Moda supports Claude MCP carousel redesigns with Brand Kits and 7-slide templates
A workflow thread showed Moda ingesting references through its web app or Claude MCP, then turning plain-language prompts into reusable Instagram carousel templates refined with Brand Kits and art-direction passes. That matters because it shifts carousel production out of Figma and Photoshop into an iterative design-agent loop.

TL;DR
- Amir Mushich's workflow thread shows Moda turning reference images plus a plain-language prompt into a reusable 7-slide Instagram carousel template, with editing handled by a design agent instead of Figma or Photoshop, according to Amir Mushich's thread opener and Amir Mushich's carousel prompt example.
- The setup starts with dropping reference files into Moda through its web app or Claude MCP, where the agent reads the files before generating layouts, per Amir Mushich's Moda input step.
- Refinement happens in chat: Mushich showed simple style requests like "make it bolder" plus a longer "art director" prompt for grid, alignment, and polish, according to Amir Mushich's refinement step.
- Moda's Brand Kits feature is the part that makes the output look like repeatable brand work instead of a one-off mockup, as Amir Mushich's Brand Kits post describes uploaded fonts, colors, and images teaching the agent his style.
- The thread ended with a free remixable template, while follow-up posts pushed the workflow further into Claude, where Mushich showed Claude planning and Moda designing from the same session, per Amir Mushich's template giveaway and Amir Mushich on plugging Moda into Claude via MCP.
You can see the reusable-template pitch in Amir Mushich's content engine post, the style-transfer angle in Amir Mushich's Brand Kits post, and the Claude handoff in Amir Mushich's Claude plus Moda demo. The thread also links directly to Moda's brand-style feature via the Brand Kits page and to the finished carousel template via the remixable template.
Reference ingest
Moda's entry point here is dead simple: upload references, then prompt. Amir Mushich's Moda input step says the same workflow works through Moda's site or through Claude MCP, which is the part creative-tool nerds will care about.
The useful mechanics are all in the post:
- Drop reference files into Moda.
- Use either the web app or Claude MCP.
- Let the agent read the files before generation.
- Start designing from a natural-language prompt.
Seven-slide templates
The core deliverable was not a single finished post. It was an editable 7-slide template that could be reused for future topics, according to Amir Mushich's carousel prompt example.

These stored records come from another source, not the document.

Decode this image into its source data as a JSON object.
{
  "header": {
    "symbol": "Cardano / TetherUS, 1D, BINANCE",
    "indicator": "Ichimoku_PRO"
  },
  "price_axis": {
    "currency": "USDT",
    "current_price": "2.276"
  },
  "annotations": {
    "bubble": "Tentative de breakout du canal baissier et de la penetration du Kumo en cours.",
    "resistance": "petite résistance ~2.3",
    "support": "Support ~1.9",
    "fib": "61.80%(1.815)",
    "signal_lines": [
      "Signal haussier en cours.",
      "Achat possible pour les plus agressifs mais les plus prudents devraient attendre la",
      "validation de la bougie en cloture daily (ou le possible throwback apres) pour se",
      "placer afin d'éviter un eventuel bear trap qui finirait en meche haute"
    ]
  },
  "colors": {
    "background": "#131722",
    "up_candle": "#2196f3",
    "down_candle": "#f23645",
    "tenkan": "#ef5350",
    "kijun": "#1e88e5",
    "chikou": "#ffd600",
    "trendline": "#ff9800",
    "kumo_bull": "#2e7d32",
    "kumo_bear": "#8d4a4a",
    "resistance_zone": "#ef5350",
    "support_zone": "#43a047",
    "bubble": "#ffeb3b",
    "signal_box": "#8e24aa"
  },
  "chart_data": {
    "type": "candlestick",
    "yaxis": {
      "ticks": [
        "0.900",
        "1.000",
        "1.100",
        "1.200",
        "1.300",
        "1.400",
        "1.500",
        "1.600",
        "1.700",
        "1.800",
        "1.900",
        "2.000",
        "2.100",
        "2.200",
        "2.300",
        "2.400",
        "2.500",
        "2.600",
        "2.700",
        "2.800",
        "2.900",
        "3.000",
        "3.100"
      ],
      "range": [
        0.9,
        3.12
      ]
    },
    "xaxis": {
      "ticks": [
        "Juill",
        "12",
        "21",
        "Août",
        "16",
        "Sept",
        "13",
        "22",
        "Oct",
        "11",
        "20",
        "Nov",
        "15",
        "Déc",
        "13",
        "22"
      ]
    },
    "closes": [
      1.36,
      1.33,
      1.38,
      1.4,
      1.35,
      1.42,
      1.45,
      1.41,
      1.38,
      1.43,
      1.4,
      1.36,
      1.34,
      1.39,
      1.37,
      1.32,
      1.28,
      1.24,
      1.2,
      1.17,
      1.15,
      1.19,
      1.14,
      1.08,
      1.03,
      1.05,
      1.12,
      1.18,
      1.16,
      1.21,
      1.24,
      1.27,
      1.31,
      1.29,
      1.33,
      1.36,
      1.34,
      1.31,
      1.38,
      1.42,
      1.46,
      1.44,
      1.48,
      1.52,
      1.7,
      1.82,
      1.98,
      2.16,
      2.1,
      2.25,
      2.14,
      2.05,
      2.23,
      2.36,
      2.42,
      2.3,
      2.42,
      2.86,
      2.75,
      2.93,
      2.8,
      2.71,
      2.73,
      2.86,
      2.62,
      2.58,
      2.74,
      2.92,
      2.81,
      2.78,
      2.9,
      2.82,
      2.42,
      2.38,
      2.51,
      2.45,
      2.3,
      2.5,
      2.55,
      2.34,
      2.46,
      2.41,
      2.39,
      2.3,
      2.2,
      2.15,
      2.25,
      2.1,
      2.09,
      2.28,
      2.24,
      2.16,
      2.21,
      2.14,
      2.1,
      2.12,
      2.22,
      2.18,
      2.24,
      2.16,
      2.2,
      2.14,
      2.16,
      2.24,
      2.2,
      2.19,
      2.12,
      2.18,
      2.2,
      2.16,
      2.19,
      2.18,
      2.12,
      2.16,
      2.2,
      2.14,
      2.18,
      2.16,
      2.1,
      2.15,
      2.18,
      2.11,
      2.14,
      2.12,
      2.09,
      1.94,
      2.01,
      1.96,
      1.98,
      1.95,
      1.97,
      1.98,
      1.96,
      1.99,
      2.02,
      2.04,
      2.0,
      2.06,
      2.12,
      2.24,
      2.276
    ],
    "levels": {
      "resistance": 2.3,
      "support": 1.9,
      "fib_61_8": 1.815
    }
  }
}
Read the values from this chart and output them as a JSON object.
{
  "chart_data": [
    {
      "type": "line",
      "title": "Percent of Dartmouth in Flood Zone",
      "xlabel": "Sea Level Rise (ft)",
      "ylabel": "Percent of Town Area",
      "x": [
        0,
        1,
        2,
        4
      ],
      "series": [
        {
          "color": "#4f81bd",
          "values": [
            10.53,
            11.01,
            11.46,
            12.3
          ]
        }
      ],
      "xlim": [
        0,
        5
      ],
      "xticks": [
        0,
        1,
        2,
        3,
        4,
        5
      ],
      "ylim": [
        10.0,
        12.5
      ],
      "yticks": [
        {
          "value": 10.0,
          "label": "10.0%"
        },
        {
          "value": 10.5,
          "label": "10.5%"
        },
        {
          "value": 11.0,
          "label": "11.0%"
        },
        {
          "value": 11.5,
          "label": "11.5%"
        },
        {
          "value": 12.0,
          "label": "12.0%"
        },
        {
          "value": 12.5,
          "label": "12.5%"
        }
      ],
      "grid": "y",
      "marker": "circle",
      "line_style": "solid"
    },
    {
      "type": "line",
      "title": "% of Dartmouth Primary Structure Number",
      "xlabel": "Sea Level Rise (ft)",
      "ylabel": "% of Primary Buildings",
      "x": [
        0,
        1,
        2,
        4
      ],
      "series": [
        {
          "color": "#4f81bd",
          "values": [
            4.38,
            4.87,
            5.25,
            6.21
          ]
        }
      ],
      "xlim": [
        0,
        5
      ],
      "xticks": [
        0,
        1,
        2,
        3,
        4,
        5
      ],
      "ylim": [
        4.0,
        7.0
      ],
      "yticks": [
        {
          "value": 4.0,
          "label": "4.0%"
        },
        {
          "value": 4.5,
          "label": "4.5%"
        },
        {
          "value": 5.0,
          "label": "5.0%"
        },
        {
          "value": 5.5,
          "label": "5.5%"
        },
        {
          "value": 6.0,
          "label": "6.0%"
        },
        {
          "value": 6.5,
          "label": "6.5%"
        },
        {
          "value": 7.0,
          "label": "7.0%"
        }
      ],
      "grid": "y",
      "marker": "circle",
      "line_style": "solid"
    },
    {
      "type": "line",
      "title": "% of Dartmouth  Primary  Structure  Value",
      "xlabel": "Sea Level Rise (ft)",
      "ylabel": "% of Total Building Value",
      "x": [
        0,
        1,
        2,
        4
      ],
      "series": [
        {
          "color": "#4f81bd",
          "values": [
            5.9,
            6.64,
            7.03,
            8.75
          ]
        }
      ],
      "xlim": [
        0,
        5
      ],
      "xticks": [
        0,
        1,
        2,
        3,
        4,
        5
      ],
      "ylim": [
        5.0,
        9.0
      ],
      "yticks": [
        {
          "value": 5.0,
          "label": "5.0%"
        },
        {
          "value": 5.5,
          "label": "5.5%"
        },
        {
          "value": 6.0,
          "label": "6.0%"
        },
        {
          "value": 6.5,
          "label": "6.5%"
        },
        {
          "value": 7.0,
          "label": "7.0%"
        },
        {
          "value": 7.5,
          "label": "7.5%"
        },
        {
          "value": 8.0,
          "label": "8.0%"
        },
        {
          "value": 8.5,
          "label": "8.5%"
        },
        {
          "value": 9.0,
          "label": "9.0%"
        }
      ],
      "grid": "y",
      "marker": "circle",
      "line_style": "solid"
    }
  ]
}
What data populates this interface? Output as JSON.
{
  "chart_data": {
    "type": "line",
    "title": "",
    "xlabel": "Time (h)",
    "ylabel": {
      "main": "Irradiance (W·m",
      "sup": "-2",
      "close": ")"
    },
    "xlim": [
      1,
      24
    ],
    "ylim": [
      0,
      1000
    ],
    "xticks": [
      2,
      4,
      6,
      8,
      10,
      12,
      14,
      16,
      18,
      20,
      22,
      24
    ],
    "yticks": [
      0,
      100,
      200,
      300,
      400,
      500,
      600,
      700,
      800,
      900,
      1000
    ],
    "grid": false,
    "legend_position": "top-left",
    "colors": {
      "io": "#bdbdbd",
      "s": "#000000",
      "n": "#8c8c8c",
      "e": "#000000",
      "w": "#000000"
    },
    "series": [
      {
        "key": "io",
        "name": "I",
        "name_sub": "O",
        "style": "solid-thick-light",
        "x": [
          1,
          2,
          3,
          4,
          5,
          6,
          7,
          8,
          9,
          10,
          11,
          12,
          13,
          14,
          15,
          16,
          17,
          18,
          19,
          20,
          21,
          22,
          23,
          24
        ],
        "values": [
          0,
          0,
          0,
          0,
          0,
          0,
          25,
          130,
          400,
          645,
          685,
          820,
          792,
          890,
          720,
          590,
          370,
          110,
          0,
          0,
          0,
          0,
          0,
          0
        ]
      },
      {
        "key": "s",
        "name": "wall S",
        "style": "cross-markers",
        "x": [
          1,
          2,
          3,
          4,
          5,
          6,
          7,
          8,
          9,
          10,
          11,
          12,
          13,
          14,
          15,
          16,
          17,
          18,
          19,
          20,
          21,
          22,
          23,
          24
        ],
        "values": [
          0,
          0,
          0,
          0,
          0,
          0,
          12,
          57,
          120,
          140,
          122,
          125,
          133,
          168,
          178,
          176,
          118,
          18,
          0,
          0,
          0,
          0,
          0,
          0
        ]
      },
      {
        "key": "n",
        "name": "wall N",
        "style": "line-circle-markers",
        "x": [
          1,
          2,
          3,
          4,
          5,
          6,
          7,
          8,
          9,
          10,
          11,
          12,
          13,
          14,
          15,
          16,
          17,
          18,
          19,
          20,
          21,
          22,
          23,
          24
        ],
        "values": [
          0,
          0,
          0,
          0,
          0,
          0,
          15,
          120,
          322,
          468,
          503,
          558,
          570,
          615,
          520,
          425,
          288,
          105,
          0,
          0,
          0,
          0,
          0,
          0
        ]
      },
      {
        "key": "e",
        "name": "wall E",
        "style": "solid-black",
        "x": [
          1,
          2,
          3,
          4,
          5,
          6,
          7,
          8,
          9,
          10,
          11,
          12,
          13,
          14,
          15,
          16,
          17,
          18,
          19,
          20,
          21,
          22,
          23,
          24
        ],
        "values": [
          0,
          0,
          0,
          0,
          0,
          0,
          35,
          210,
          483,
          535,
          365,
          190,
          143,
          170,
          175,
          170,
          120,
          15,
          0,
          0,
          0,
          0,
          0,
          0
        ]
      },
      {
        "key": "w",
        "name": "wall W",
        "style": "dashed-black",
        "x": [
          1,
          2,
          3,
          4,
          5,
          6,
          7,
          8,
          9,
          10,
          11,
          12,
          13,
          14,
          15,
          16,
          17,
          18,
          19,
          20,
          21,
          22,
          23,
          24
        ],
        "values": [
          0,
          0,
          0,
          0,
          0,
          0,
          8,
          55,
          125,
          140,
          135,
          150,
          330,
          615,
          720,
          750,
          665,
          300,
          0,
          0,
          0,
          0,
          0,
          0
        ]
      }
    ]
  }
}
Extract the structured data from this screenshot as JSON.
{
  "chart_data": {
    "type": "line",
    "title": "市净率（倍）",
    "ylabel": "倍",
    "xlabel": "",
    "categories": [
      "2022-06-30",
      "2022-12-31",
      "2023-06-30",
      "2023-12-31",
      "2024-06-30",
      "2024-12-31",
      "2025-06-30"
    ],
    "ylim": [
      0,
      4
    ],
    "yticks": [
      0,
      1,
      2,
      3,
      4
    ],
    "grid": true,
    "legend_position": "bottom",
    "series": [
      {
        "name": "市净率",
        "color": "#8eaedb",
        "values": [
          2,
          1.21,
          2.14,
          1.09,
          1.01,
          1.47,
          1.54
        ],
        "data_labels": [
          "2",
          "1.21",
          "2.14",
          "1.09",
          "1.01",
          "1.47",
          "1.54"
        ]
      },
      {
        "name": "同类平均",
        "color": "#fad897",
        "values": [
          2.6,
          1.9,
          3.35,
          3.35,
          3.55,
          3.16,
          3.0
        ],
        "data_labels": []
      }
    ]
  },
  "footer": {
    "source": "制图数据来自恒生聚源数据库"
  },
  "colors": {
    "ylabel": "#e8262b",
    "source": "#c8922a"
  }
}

Mushich's example prompt asks Moda to:
- redesign the slides in his brand-kit style,
- create an editable 7-slide template,
- leave room for later topic swaps.
That structure matters more than the finished visuals. In Amir Mushich's content engine post, he shows the next step: prompt the same template with a new topic and let the agent rewrite the copy and redesign the carousel around it.
Brand Kits
Brand Kits is the part that turns generic generations into house-style output. Amir Mushich's Brand Kits post says he uploaded fonts, colors, and images so the agent would "design like me."
That gives the workflow a concrete three-part stack:
- references for layout direction,
- Brand Kits for style memory,
- prompts for the new topic and format.
The thread links straight to Moda's Brand Kits feature, which is the only official product surface cited in the evidence.
Art-direction loop
The most interesting part of the thread is how little interface vocabulary it needs. In Amir Mushich's refinement step, Mushich refines by chat commands like "Try a dark version" and "Go more minimal," then adds a longer "senior art director" prompt for cleanup.
His art-direction pass asks the agent to check:
- misaligned parts,
- structure and grid,
- visual harmony,
- premium finish.
That is a neat shift in creative tooling. The prompt is written like feedback to a human designer, not instructions for a canvas editor.
Claude handoff
The follow-up posts push the workflow one step further: Claude can handle planning while Moda handles the actual design output. Amir Mushich's Claude plus Moda demo compresses the stack into one line, "Claude: plans. Moda: designs," and Amir Mushich on plugging Moda into Claude via MCP says the setup can generate reporting docs and slides from inside the Claude session.
The final thread post adds one more concrete asset: Amir Mushich's template giveaway shares the finished carousel template as a free remix. That turns the thread from a demo into a reusable starting file, not just a watch-me-build-it clip.